Di quello scenario, il voto più recente offre una versione pressoché capovolta. Ma considerarla una svolta irrevocabile significherebbe ripetere l’errore di quattro anni fa. Non solo perché il campione di riferimento è una popolazione elettorale davvero striminzita (particolare non trascurabile), ma anche perché questa apparente resurrezione dei vecchi dinosauri, i partiti di apparato fondati sul potere diffuso dei notabili, da sempre spina dorsale dell’amministrazione francese, non è dovuta ad una loro capacità di adeguarsi alla nuova situazione del paese, ma al fallimento – se temporaneo o definitivo, si vedrà – del modello proposto, in forme diverse ma convergenti, dai loro sfidanti.

Aver puntato sulla disgregazione delle usuali forme organizzative affidandosi quasi esclusivamente alla capacità di coinvolgimento e proselitismo dei social media, come ha fatto Le Pen, oggi alla guida di un partito quasi privo di presenza territoriale, o fare l’elogio di un partito-movimento «allo stato gassoso» e fondato sul frammentario e sporadico inserimento in episodi più o meno effimeri di conflittualità sociale, come è stato per Mélenchon, o ancora puntare tutto sull’immedesimazione nel leader, come ha voluto fare Macron, ha prodotto solo disastri. Più contenuti nel caso del Rassemblement national, forte comunque di un 20 per cento di consensi, drastici per gli altri due, finiti ai confini del 7 per cento.

Il presidente Emmanuel Macron con Xavier Bertrand (Ludovic Marin, Pool Photo via AP)

Tutto può succedere

Ancora una volta, però, se Atene piange, Sparta non ride. I Républicains, già all’indomani del mezzo trionfo, hanno dato prova della persistente spaccatura delle loro anime, due delle quali del resto fanno capo a personaggi – Xavier Bertrand e Valérie Pécresse – che, per motivi diversi, hanno formalmente abbandonato il partito da tempo e figuravano nelle liste come indipendenti.
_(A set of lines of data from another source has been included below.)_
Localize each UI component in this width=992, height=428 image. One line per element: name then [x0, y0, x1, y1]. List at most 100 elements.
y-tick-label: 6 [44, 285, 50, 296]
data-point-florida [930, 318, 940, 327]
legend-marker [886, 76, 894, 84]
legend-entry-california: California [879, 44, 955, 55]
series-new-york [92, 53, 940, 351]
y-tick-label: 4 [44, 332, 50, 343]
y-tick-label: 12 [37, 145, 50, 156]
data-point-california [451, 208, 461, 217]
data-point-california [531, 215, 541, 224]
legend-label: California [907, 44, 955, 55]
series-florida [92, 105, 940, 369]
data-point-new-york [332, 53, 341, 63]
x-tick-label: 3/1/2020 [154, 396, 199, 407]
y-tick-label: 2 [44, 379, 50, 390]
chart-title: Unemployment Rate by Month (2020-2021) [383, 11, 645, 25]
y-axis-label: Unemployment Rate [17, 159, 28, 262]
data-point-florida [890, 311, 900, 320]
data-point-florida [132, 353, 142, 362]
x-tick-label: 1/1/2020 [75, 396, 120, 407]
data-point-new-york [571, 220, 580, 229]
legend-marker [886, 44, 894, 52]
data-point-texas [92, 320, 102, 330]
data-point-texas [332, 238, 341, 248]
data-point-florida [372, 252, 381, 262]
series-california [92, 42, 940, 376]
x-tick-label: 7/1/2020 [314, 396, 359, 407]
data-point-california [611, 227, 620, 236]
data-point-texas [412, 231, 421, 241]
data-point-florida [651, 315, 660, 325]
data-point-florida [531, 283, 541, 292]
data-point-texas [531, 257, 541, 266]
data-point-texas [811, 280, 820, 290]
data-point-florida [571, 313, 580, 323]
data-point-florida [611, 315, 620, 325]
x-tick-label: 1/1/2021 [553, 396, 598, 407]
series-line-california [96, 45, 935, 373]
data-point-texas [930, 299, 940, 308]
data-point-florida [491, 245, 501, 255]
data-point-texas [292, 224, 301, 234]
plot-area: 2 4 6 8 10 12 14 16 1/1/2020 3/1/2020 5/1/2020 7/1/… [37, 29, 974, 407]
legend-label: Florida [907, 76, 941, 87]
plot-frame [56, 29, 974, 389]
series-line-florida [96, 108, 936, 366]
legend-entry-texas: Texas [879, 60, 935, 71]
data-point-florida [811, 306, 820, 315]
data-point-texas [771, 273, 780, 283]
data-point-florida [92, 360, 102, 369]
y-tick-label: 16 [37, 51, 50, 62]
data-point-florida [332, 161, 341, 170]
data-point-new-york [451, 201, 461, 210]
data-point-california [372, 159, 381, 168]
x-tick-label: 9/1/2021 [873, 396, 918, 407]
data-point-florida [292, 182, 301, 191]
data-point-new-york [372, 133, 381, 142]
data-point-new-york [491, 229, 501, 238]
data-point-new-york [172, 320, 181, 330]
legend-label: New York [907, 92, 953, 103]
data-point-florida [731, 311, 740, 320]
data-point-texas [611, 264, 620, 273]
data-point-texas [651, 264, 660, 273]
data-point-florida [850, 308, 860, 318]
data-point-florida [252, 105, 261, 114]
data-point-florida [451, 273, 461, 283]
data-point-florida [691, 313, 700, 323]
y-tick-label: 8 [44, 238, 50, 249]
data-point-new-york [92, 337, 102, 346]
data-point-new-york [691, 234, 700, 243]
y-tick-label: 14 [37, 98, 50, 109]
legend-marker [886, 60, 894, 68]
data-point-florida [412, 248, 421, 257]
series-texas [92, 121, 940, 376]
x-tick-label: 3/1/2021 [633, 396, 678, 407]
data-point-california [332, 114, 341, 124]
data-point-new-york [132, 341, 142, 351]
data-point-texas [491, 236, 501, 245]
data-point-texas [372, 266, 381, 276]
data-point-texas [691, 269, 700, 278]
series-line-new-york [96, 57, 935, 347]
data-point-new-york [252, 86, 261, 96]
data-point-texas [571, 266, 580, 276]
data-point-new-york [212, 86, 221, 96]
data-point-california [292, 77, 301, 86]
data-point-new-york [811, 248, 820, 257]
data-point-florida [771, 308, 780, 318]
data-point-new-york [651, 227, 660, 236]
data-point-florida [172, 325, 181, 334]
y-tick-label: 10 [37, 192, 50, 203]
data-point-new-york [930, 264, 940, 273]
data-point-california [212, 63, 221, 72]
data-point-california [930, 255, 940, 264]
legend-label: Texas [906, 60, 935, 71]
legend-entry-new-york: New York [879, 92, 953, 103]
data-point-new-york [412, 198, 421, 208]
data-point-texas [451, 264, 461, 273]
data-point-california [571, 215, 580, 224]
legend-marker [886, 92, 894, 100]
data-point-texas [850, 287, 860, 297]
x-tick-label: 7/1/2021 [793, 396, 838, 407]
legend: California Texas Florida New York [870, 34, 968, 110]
I socialisti, pur capaci di confermare il radicamento notabiliare nei territori da sempre gestiti, non sono riusciti a raccogliere sotto la loro guida, come speravano, un’alleanza delle sparse sinistre, con i comunisti inchiodati sul 2,5 per cento e i Verdi, riottosi alle subordinazioni, non più sulla cresta dell’onda. La rivincita del bipolarismo, malgrado i molti auspici mediatici, pare quindi lungi dal potersi dire certa. E di qui alla presidenziale, malgrado i soli dieci mesi di distanza, molto, se non tutto, potrebbe essere rimesso in discussione.